5. So-Called "High Tech" Shredding Often Pollutes More than Hand-disassembly:  The recycling companies in "rich" OECD nations do not always have environmentally superior practices. Running CRT televisions through shredders in the UK results in lead dust contaminating all the  plastic and metals that come out from magnets.  Many pieces become too small to sort, or are shipped overseas to be hand sorted in the very countries shredders impugn.  Spending energy to chop and shred devices is a labor saving process, not a value-adding process.  See #4 - rich country scrappers can't compete with repair and reuse, and develop "tested working" standards as a non-tariff trade barrier.

6. Most of the Arrests in "Project Eden" Fall on Talented Tech Sector in Emerging Markets:  While simplified documentaries like "The Story of Stuff: Electronics" show fat white businessmen caricatures in black top hats throwing "waste" into "externalized" poor dumps, the people being arrested or paying fines or losing money from goods seizures are African expats and other people whose trade is tied with family connections in overseas Tech Sector.

7.  Many Photojournalists and Reporters are Lazy:  While European and American photographers visiting scrapyards like Agbogbloshie in Africa sell photos at auction or win press rewards for brave reporting, the story is actually incredibly easy to (miss-) report.  Reports calling Agbogbloshie the "largest e-waste dump on earth" in major mainstream periodicals, has not been fact checked, even desk audited by editors.  A simple internet search for the coordinates shows it 9 minutes from Accra's finest hotel, 20 minutes from the airport.   Interviews with propagandists making claims about the site being a "lush green fishing village" a decade earlier pass as investigation, when multiple reports from the 1970s, 80s, and 1990s show the site was always the city dump and a slum for migrants arriving from rural Africa.  Several newspapers even state the statistics of 80% dumping despite the fact that the source of the claim has publicly denied ever saying it.  It is among the worst journalism ever performed, yet wins Polk and Pelly awards because journalists believe the "3rd World' doesn't have cars and TVs, and repeatedly represents it in 1960s terms.  (This has been documented by Hans Rosling, journalists score lower than chimpanzees when quizzed about emerging market economies and development).

8. Banning Trade Makes it worse:  African and Asian importers maintain that the propaganda about "e-waste" makes it harder for them to purchase used goods, drives up prices, and forces them to buy from less conscientious sellers.

That's it for this morning.  Let's kill the Ewastehoax in 2016.

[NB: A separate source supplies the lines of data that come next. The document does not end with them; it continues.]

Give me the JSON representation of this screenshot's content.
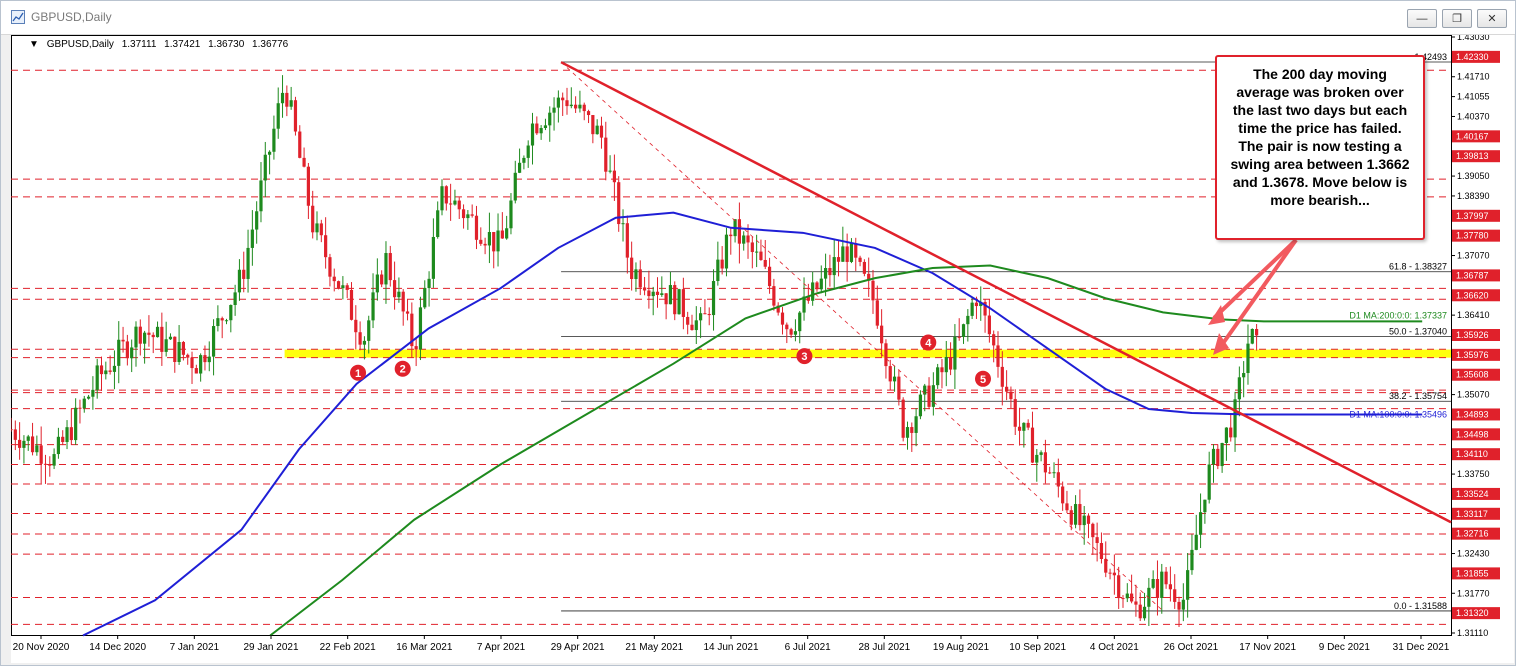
{
  "window": {
    "title": "GBPUSD,Daily"
  },
  "window_buttons": {
    "minimize": "—",
    "restore": "❐",
    "close": "✕"
  },
  "header": {
    "symbol": "GBPUSD,Daily",
    "open": "1.37111",
    "high": "1.37421",
    "low": "1.36730",
    "close": "1.36776"
  },
  "annotation": "The 200 day moving average was broken over the last two days but each time the price has failed. The pair is now testing a swing area between 1.3662 and 1.3678.  Move below is more bearish...",
  "chart_data": {
    "type": "candlestick",
    "title": "GBPUSD,Daily",
    "ylim": [
      1.3111,
      1.4303
    ],
    "price_axis_ticks": [
      "1.43030",
      "1.42330",
      "1.41710",
      "1.41055",
      "1.40370",
      "1.40167",
      "1.39813",
      "1.39050",
      "1.38390",
      "1.37997",
      "1.37780",
      "1.37070",
      "1.36787",
      "1.36620",
      "1.36410",
      "1.35926",
      "1.35976",
      "1.35608",
      "1.35070",
      "1.34893",
      "1.34498",
      "1.34110",
      "1.33750",
      "1.33524",
      "1.33117",
      "1.32716",
      "1.32430",
      "1.31855",
      "1.31770",
      "1.31320",
      "1.31110"
    ],
    "date_axis_ticks": [
      "20 Nov 2020",
      "14 Dec 2020",
      "7 Jan 2021",
      "29 Jan 2021",
      "22 Feb 2021",
      "16 Mar 2021",
      "7 Apr 2021",
      "29 Apr 2021",
      "21 May 2021",
      "14 Jun 2021",
      "6 Jul 2021",
      "28 Jul 2021",
      "19 Aug 2021",
      "10 Sep 2021",
      "4 Oct 2021",
      "26 Oct 2021",
      "17 Nov 2021",
      "9 Dec 2021",
      "31 Dec 2021"
    ],
    "highlighted_levels": [
      {
        "value": 1.4233,
        "label": "1.42330",
        "color": "#e0212b"
      },
      {
        "value": 1.40167,
        "label": "1.40167",
        "color": "#e0212b"
      },
      {
        "value": 1.39813,
        "label": "1.39813",
        "color": "#e0212b"
      },
      {
        "value": 1.37997,
        "label": "1.37997",
        "color": "#e0212b"
      },
      {
        "value": 1.3778,
        "label": "1.37780",
        "color": "#e0212b"
      },
      {
        "value": 1.36787,
        "label": "1.36787",
        "color": "#e0212b"
      },
      {
        "value": 1.3662,
        "label": "1.36620",
        "color": "#e0212b"
      },
      {
        "value": 1.35926,
        "label": "1.35926",
        "color": "#e0212b"
      },
      {
        "value": 1.35976,
        "label": "1.35976",
        "color": "#e0212b"
      },
      {
        "value": 1.35608,
        "label": "1.35608",
        "color": "#e0212b"
      },
      {
        "value": 1.34893,
        "label": "1.34893",
        "color": "#e0212b"
      },
      {
        "value": 1.34498,
        "label": "1.34498",
        "color": "#e0212b"
      },
      {
        "value": 1.3411,
        "label": "1.34110",
        "color": "#e0212b"
      },
      {
        "value": 1.33524,
        "label": "1.33524",
        "color": "#e0212b"
      },
      {
        "value": 1.33117,
        "label": "1.33117",
        "color": "#e0212b"
      },
      {
        "value": 1.32716,
        "label": "1.32716",
        "color": "#e0212b"
      },
      {
        "value": 1.31855,
        "label": "1.31855",
        "color": "#e0212b"
      },
      {
        "value": 1.3132,
        "label": "1.31320",
        "color": "#e0212b"
      }
    ],
    "fib_levels": [
      {
        "value": 1.42493,
        "label": "1.42493"
      },
      {
        "value": 1.38327,
        "label": "61.8 - 1.38327"
      },
      {
        "value": 1.3704,
        "label": "50.0 - 1.37040"
      },
      {
        "value": 1.35754,
        "label": "38.2 - 1.35754"
      },
      {
        "value": 1.31588,
        "label": "0.0 - 1.31588"
      }
    ],
    "moving_averages": [
      {
        "name": "D1 MA:200:0:0: 1.37337",
        "color": "#1e8a1e"
      },
      {
        "name": "D1 MA:100:0:0: 1.35496",
        "color": "#1f1fd6"
      }
    ],
    "swing_area": [
      1.3662,
      1.3678
    ],
    "swing_points": [
      "1",
      "2",
      "3",
      "4",
      "5"
    ],
    "colors": {
      "bull": "#1e8a1e",
      "bear": "#e0212b",
      "ma100": "#1f1fd6",
      "ma200": "#1e8a1e",
      "trendline": "#e0212b",
      "swing_zone": "#ffff00"
    }
  }
}
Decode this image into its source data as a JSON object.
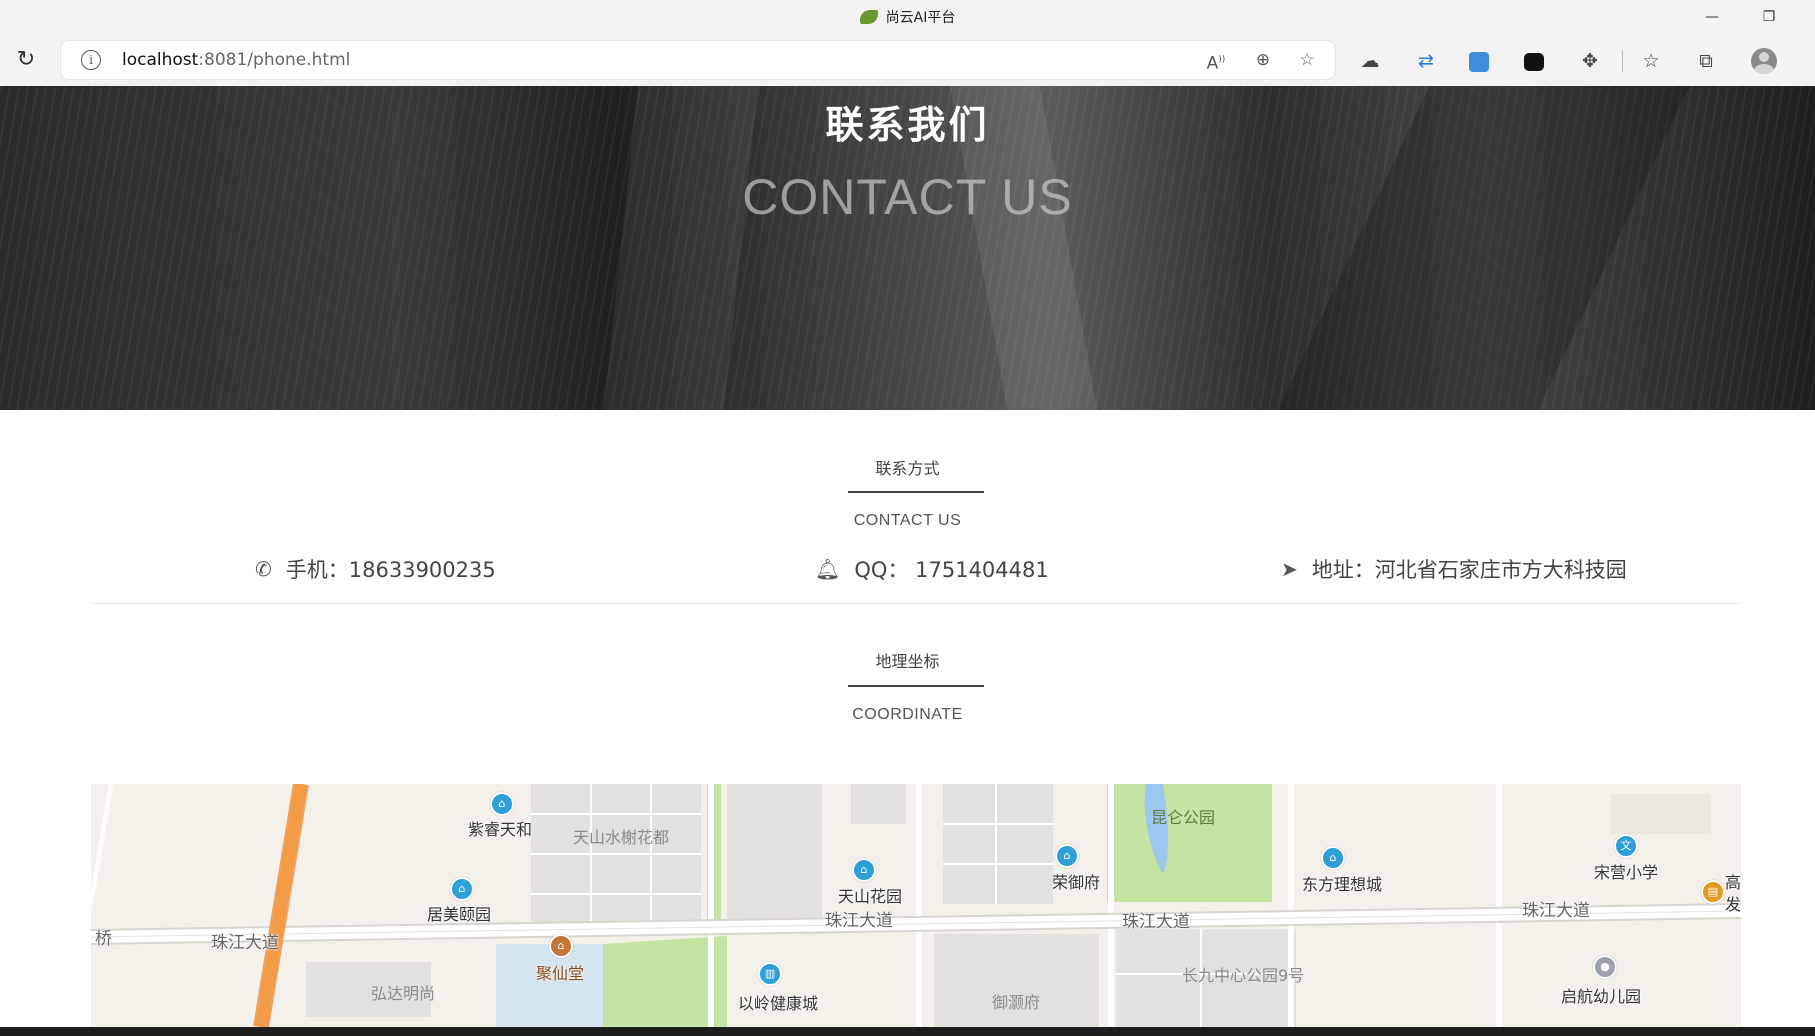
{
  "browser": {
    "tab_title": "尚云AI平台",
    "url_host": "localhost",
    "url_rest": ":8081/phone.html"
  },
  "hero": {
    "title_cn": "联系我们",
    "title_en": "CONTACT US"
  },
  "contact": {
    "heading_cn": "联系方式",
    "heading_en": "CONTACT US",
    "phone": "手机：18633900235",
    "qq": "QQ：  1751404481",
    "address": "地址：河北省石家庄市方大科技园"
  },
  "coordinate": {
    "heading_cn": "地理坐标",
    "heading_en": "COORDINATE"
  },
  "map": {
    "labels": {
      "zirui": "紫睿天和",
      "tianshan_shuixie": "天山水榭花都",
      "juemei": "居美颐园",
      "tianshan_huayuan": "天山花园",
      "rongyu": "荣御府",
      "kunlun_park": "昆仑公园",
      "dongfang": "东方理想城",
      "songying": "宋营小学",
      "zhujiang1": "珠江大道",
      "zhujiang2": "珠江大道",
      "zhujiang3": "珠江大道",
      "zhujiang4": "珠江大道",
      "qiao": "桥",
      "juxiantang": "聚仙堂",
      "hongda": "弘达明尚",
      "yiling": "以岭健康城",
      "yuyuan": "御灏府",
      "changjiu": "长九中心公园9号",
      "qihang": "启航幼儿园",
      "edge1": "高",
      "edge2": "发"
    }
  },
  "colors": {
    "hero_text": "#ffffff",
    "map_bg": "#f4f1ea",
    "park_green": "#c5e3a2",
    "road_orange": "#f49b48",
    "poi_blue": "#2f9fd8"
  }
}
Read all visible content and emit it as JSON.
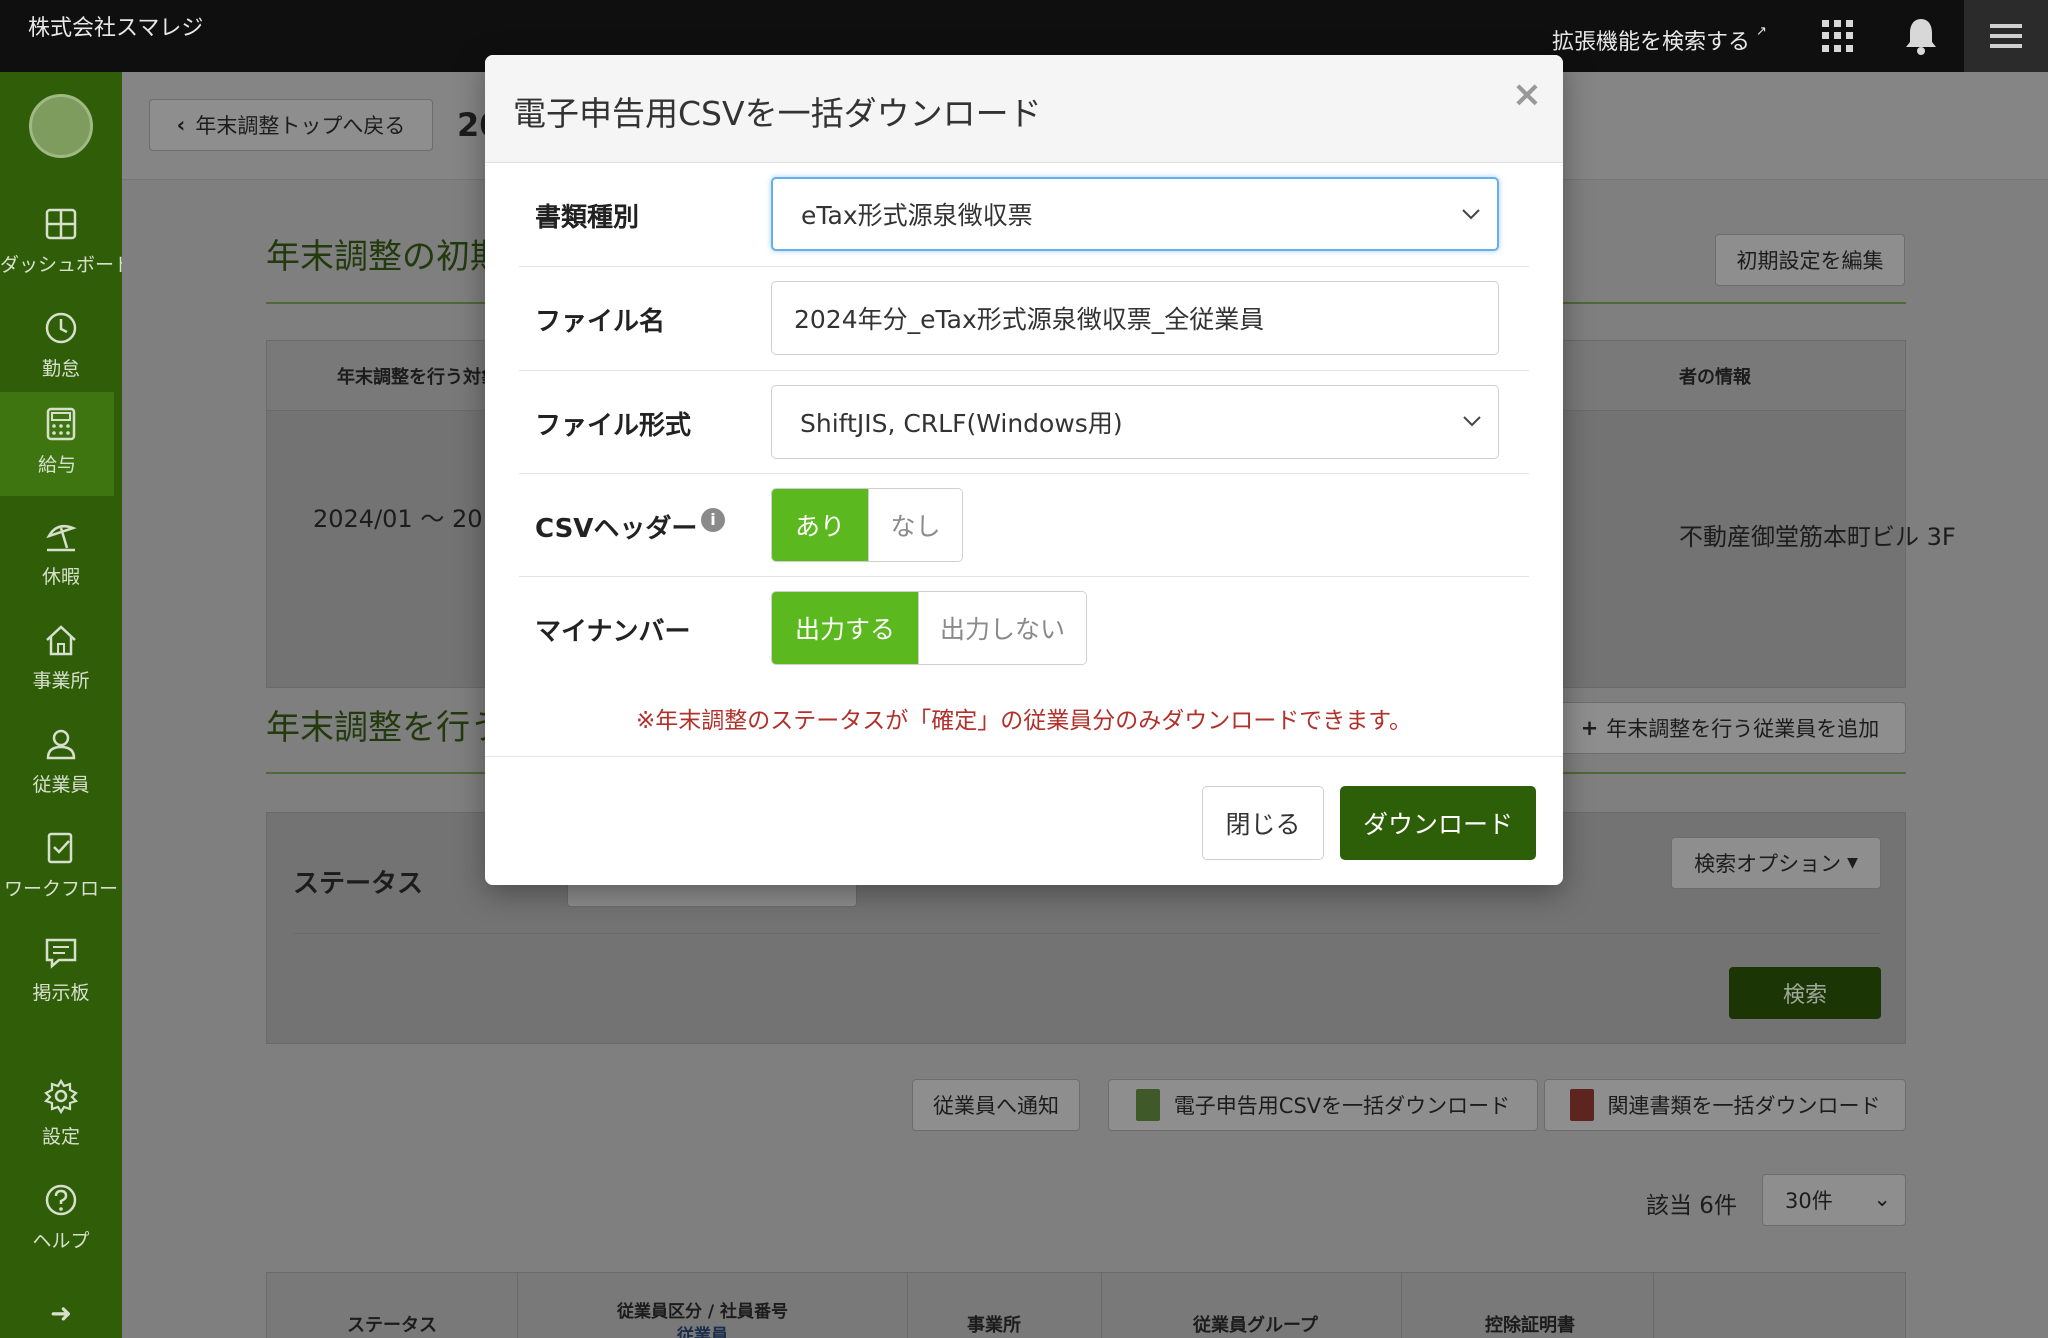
{
  "topbar": {
    "company": "株式会社スマレジ",
    "ext_search": "拡張機能を検索する"
  },
  "sidebar": {
    "items": [
      {
        "label": "ダッシュボード",
        "icon": "dashboard-icon"
      },
      {
        "label": "勤怠",
        "icon": "clock-icon"
      },
      {
        "label": "給与",
        "icon": "calculator-icon"
      },
      {
        "label": "休暇",
        "icon": "beach-umbrella-icon"
      },
      {
        "label": "事業所",
        "icon": "home-icon"
      },
      {
        "label": "従業員",
        "icon": "user-icon"
      },
      {
        "label": "ワークフロー",
        "icon": "workflow-icon"
      },
      {
        "label": "掲示板",
        "icon": "message-board-icon"
      },
      {
        "label": "設定",
        "icon": "gear-icon"
      },
      {
        "label": "ヘルプ",
        "icon": "help-icon"
      }
    ],
    "expand_icon": "arrow-right-icon"
  },
  "page": {
    "back_button": "年末調整トップへ戻る",
    "title_partial": "20",
    "section1_title": "年末調整の初期",
    "edit_settings_button": "初期設定を編集",
    "table_header_left": "年末調整を行う対象",
    "table_header_right": "者の情報",
    "period_text": "2024/01 ～ 20",
    "address_text": "不動産御堂筋本町ビル 3F",
    "section2_title": "年末調整を行う",
    "add_employee_button": "年末調整を行う従業員を追加",
    "status_label": "ステータス",
    "search_options_button": "検索オプション",
    "search_button": "検索",
    "notify_button": "従業員へ通知",
    "csv_bulk_button": "電子申告用CSVを一括ダウンロード",
    "pdf_bulk_button": "関連書類を一括ダウンロード",
    "result_count": "該当 6件",
    "per_page": "30件",
    "bottom_headers": [
      "ステータス",
      "従業員区分 / 社員番号",
      "従業員",
      "事業所",
      "従業員グループ",
      "控除証明書"
    ]
  },
  "modal": {
    "title": "電子申告用CSVを一括ダウンロード",
    "close_symbol": "×",
    "doc_type_label": "書類種別",
    "doc_type_value": "eTax形式源泉徴収票",
    "filename_label": "ファイル名",
    "filename_value": "2024年分_eTax形式源泉徴収票_全従業員",
    "format_label": "ファイル形式",
    "format_value": "ShiftJIS, CRLF(Windows用)",
    "header_label": "CSVヘッダー",
    "header_on": "あり",
    "header_off": "なし",
    "mynumber_label": "マイナンバー",
    "mynumber_on": "出力する",
    "mynumber_off": "出力しない",
    "notice": "※年末調整のステータスが「確定」の従業員分のみダウンロードできます。",
    "close_button": "閉じる",
    "download_button": "ダウンロード"
  },
  "colors": {
    "topbar": "#0f0f0f",
    "sidebar": "#2f5d08",
    "toggle_active": "#5bb81e",
    "primary_button": "#2d5f09",
    "notice_text": "#b2302a",
    "focus_border": "#66afe9"
  }
}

Oh by the way, the new claim is that I'm making money and am doing this for profit.  That's just bullshit.  Very little of what my company collects - less than 10% - is of any interest to the Tech Sector overseas, and I earned far less money during the past decade than the pay of the "non-profit" sector or European policy regulators who fan the flames of this hoax.   I'm doing this because I'm seeing the best and brightest in Africa and Asia Tech Sector impugned, defamed, and disparaged by a bunch of self-congratulating liberals who believe that because liberals believe something that it is true.  I'm a liberal (at least everyone in my family and high school would identify me as such) but repeating misinformation disproven by science to fit racial stereotypes of Africa doesn't seem like something we should stand behind.   Pisses me off.